Synthesis of amino acid-derived vinyl polymers with precisely controlled hydropathy and their thermoresponsive behavior in water

Abstract

Controlling the thermoresponsive behavior of bio-based synthetic polymers is critical for the development of smart functional materials with various potential applications in biomedical and nanotechnological fields. Although the effects of polymer architectures, such as molecular weight and hydrophilic/hydrophobic balance, are being clarified, the rational design principles are not yet fully understood, particularly in vinyl-polymer systems, because of their structural diversity and complexity. Herein, the synthesis of amino acid-derived vinyl polymers with systematically different hydropathies and their thermal responses in water are reported. Thirteen distinct block and statistical random co/homopolymers are precisely synthesized via an ultra-rapid reversible addition–fragmentation chain transfer polymerization of N-acryloyl alanine (A) methyl ester (main component) and various N-acryloyl amino acid (X) methyl esters (X = G, S, K, L, F, V) (guest monomer).
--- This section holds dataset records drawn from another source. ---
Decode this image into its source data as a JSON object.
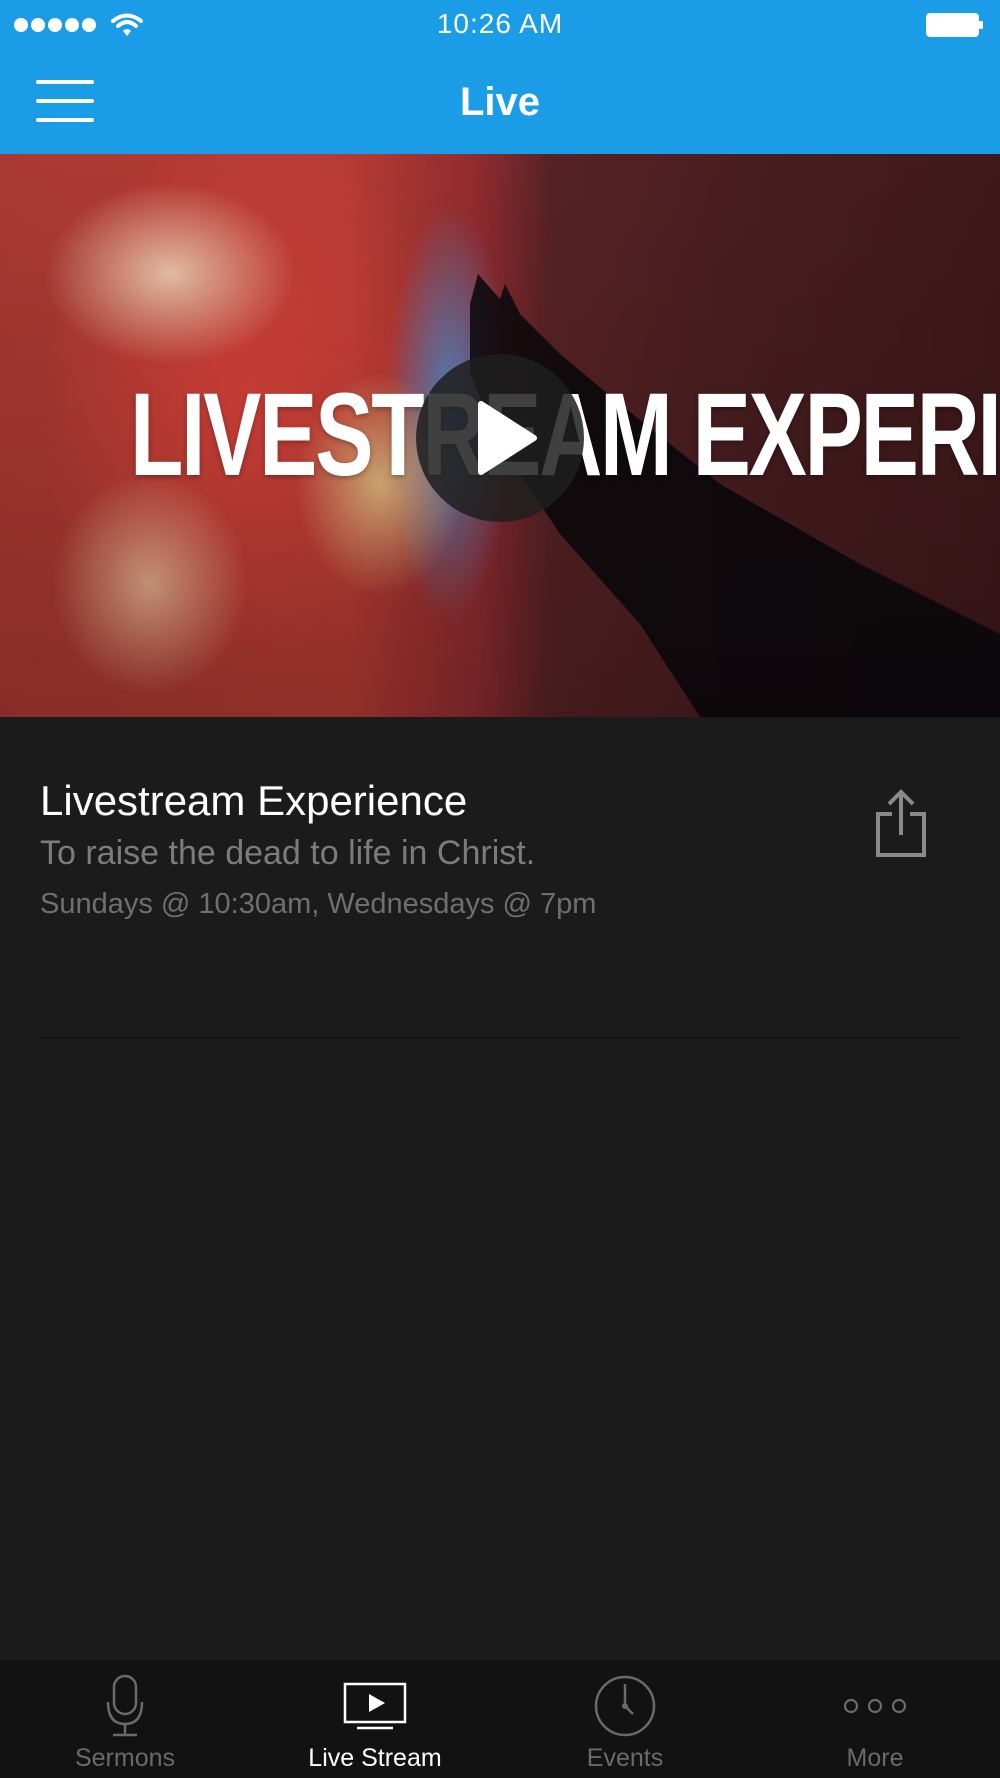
{
  "status_bar": {
    "time": "10:26 AM",
    "signal_icon": "signal-dots-icon",
    "wifi_icon": "wifi-icon",
    "battery_icon": "battery-icon"
  },
  "nav": {
    "title": "Live",
    "menu_icon": "hamburger-menu-icon"
  },
  "hero": {
    "overlay_text": "LIVESTREAM EXPERIENCE",
    "play_icon": "play-icon"
  },
  "stream": {
    "title": "Livestream Experience",
    "subtitle": "To raise the dead to life in Christ.",
    "schedule": "Sundays @ 10:30am, Wednesdays @ 7pm",
    "share_icon": "share-icon"
  },
  "tabs": [
    {
      "label": "Sermons",
      "icon": "microphone-icon",
      "active": false
    },
    {
      "label": "Live Stream",
      "icon": "tv-play-icon",
      "active": true
    },
    {
      "label": "Events",
      "icon": "clock-icon",
      "active": false
    },
    {
      "label": "More",
      "icon": "more-dots-icon",
      "active": false
    }
  ],
  "colors": {
    "header_blue": "#1a9de6",
    "background": "#1b1b1b",
    "tab_bar": "#121212",
    "inactive_gray": "#6a6a6a"
  }
}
All polymers possess exactly the same total chain length (DP = 35) and composition (A/X = 30/5), and water-soluble polymers exhibit lower critical solution temperature behavior. Interestingly, a clear correlation between the hydropathy indices (HI) of amino acids X and the transition temperature (T_t) is observed; namely, T_t systematically reflects the hydrophobicity of the X units. Furthermore, the specific monomer sequence (i.e., the distribution of X units in the polymer chain) affects the thermal response, particularly when the guest amino acids have extremely high or low HI. These findings are important for the precise design of chemically diverse and complex stimuli-responsive bio-based polymers.